A herança cultual da Irmandade de São Roque está intimamente ligada ao sentir desta comunidade enraizada no fervor devocional a São Roque e na vivência espiritual intensa e suas manifestações artísticas que expressão uma sensibilidade religiosa. À volta da Capela de São Roque estabelece-se um lugar de encontro e de encruzilhada de emoções onde o protagonismo vai para São Roque, mas também para o culto a São Sebastião e a São Tiago.
É, no século XVIII, que as cerimónias se revestem de grande protocolo e aparato. A magnificência destas celebrações impunha a transformação do espaço da Capela de São Roque, cenografado por um “andador” contratado pela Irmandade, que tinha sob a sua responsabilidade a inserção dos elementos decorativos de grande porte: as colgaduras de damasco, as sanefas de estilo “romano”, em tecidos lavrados e guarnecidos a “ouro fino”, que adornavam as paredes do templo, dando sentido e equilíbrio ao conjunto da Igreja. Sobre o pavimento pétreo da Capela estendiam-se tapetes com padronagem de pássaros exóticos. As elegantes alfaias eram confeccionadas em tecidos riquíssimos de influência italiana ou em panos da Índia, com sebastos lavrados ou rendas «à romana», linhos aplicados nas toalhas de altar e frontais texturados e volumosos bordados a ouro e flores em matiz. Mais raras, mas igualmente sumptuosas, foram as encomendas cosmopolitas realizadas em França e em Itália. O esplendor da representação estende-se à ourivesaria com um conjunto de aquisições em prata, realizadas por ourives nacionais, especialmente para a liturgia e peças de aparato para as procissões.
A estética barroca influenciou a riqueza da indumentária e das jóias que adornavam o Santo (o resplendor, a cabaça em prata) e o Cão (a coleira com gizo em prata).
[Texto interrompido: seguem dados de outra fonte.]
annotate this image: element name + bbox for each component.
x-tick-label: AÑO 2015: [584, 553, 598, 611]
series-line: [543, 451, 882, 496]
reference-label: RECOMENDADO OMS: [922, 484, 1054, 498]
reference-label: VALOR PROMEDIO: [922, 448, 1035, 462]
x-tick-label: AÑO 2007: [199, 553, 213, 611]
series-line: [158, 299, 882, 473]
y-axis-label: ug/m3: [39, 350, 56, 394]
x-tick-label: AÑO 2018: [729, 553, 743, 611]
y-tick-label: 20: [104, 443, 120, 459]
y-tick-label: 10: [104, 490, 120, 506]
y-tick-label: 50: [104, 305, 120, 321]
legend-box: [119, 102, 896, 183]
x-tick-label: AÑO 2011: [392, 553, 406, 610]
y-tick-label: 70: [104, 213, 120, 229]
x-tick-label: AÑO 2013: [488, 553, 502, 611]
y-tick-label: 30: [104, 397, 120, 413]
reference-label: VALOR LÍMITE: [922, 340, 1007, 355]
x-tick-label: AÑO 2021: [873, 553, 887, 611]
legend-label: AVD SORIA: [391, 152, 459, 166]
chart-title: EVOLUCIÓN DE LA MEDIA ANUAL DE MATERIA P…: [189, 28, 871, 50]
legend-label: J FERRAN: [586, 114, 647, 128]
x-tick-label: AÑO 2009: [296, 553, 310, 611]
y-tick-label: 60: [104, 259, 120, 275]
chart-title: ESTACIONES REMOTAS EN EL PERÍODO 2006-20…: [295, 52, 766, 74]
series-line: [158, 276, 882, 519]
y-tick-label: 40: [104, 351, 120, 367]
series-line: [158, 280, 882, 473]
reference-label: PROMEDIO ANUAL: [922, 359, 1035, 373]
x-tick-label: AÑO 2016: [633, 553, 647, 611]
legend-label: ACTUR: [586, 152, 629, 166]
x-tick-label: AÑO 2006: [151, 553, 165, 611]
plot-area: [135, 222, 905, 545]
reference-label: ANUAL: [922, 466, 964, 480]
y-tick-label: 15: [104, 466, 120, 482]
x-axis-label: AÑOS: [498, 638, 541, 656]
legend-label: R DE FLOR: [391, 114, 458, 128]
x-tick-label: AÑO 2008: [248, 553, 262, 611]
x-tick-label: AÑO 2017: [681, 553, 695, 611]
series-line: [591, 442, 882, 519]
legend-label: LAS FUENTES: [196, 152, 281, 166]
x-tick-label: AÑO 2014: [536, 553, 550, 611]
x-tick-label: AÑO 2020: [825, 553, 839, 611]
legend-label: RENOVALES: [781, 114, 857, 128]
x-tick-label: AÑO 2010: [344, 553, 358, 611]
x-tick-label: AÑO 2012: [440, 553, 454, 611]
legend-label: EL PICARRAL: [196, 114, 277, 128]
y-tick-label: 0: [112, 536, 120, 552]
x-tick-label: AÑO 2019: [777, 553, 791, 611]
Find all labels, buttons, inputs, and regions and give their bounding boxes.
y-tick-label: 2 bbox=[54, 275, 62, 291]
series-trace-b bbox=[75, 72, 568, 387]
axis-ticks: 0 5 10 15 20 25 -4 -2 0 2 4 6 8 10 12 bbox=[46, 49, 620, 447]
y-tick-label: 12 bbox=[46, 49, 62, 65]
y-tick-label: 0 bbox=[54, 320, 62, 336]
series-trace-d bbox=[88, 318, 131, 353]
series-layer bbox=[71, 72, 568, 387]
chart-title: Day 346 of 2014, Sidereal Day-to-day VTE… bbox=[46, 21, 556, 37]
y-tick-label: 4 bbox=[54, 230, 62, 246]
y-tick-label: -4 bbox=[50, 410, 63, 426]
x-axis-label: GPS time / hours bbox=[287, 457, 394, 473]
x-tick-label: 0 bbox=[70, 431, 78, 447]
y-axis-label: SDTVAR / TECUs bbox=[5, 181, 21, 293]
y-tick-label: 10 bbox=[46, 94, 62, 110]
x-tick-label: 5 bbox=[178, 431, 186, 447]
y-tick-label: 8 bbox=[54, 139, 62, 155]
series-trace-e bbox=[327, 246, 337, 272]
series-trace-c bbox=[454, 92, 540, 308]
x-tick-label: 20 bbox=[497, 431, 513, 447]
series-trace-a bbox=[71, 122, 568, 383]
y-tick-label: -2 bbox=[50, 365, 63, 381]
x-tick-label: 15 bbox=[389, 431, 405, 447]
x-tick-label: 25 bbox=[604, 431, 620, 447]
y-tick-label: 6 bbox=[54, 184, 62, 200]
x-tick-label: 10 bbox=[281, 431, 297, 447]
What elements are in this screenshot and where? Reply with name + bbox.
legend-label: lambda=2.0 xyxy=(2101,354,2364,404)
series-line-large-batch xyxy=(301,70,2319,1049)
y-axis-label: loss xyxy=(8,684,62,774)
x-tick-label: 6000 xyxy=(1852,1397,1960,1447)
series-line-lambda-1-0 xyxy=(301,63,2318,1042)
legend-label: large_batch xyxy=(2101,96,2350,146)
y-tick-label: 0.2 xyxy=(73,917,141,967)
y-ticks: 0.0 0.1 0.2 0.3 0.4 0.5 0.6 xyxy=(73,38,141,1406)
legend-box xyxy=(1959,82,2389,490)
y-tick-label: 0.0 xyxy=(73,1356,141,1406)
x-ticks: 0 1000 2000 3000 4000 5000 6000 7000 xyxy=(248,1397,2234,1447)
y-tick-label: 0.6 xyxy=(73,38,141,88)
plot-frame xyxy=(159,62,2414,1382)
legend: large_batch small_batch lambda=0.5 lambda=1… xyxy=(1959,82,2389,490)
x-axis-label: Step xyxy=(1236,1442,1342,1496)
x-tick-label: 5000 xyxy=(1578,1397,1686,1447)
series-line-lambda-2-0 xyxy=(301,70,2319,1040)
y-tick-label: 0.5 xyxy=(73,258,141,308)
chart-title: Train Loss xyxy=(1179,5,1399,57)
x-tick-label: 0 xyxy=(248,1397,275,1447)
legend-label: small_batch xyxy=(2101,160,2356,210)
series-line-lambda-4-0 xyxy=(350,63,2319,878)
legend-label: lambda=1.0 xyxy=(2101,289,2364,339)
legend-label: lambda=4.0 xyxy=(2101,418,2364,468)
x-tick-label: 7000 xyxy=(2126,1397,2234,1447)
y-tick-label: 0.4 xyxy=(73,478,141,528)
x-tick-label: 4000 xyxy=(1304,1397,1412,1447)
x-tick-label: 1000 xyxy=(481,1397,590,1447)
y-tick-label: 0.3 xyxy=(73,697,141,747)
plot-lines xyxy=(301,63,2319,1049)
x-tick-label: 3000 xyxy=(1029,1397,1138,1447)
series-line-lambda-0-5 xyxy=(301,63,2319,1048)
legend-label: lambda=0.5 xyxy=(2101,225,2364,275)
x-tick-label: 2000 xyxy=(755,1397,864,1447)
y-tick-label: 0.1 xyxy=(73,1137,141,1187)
Dos diferentes conjuntos mandados realizar, destacamos um, pela qualidade das texturas em seda bordada a ouro, símbolo da luz divina, numa composição vegetalista de grande pormenorização, cujo efeito produzido é acentuado no contraste das cores dos tecidos base: vermelho para o peitilho e botas, branco marfim para o amplo manto e preto para o cabeção ou romeira. O volume destas vestes contribui para destacar a imagem de todo o retábulo, pondo em evidência a tranquilidade expressiva do rosto do santo.
No altar da Capela, a banqueta em talha prateada era feminilmente adornada com rosas da Alexandria, em cambraia. Todo o ambiente de penumbra do interior da igreja era cortado pela iluminação cintilante da cera das velas e da luz suspensa do tecto vindas dos candelabros de azeite.
A celebração Eucarística decorria acompanhada pela «música italiana e portuguesa», tocada com rabecas e trombetas, a partir de um coreto efémero construído para a ocasião.
Mas, o momento de Veneração especial é o acto de beijar e de tocar na Relíquia do Santo, para pedir protecção na vida quotidiana. A este acto presidia a Família Real - enquanto Provedores Perpétuos da Irmandade -, num acto devoto e peregrino, mas também de mecenas de muitos objectos sumptuários destinados ao culto a São Roque.
No final da cerimónia, os membros da Família Real, da Mesa da Santa Casa da Misericórdia, do clero e da nobreza eram distinguidos com a “medida de São Roque”, uma fita de seda cor-de-rosa, pintada com a imagem do Santo ou com a representação das letras «S. R.O. Q.U.E.» entre a representação do brasão e do cão com o bordão. Para o povo devoto, a Irmandade manda gravar o primeiro conjunto de gravuras do Santo, em 1775, oferecendo uma protecção e marcando a espiritualidade dos fiéis devotos.
A Irmandade da Misericórdia e de São Roque encontra-se empenhada em divulgar a sua história e, por esse motivo, realiza uma exposição de objectos cultuais e patrimoniais, que remetem para as raízes da sua acção espiritual ao serviço da família humana.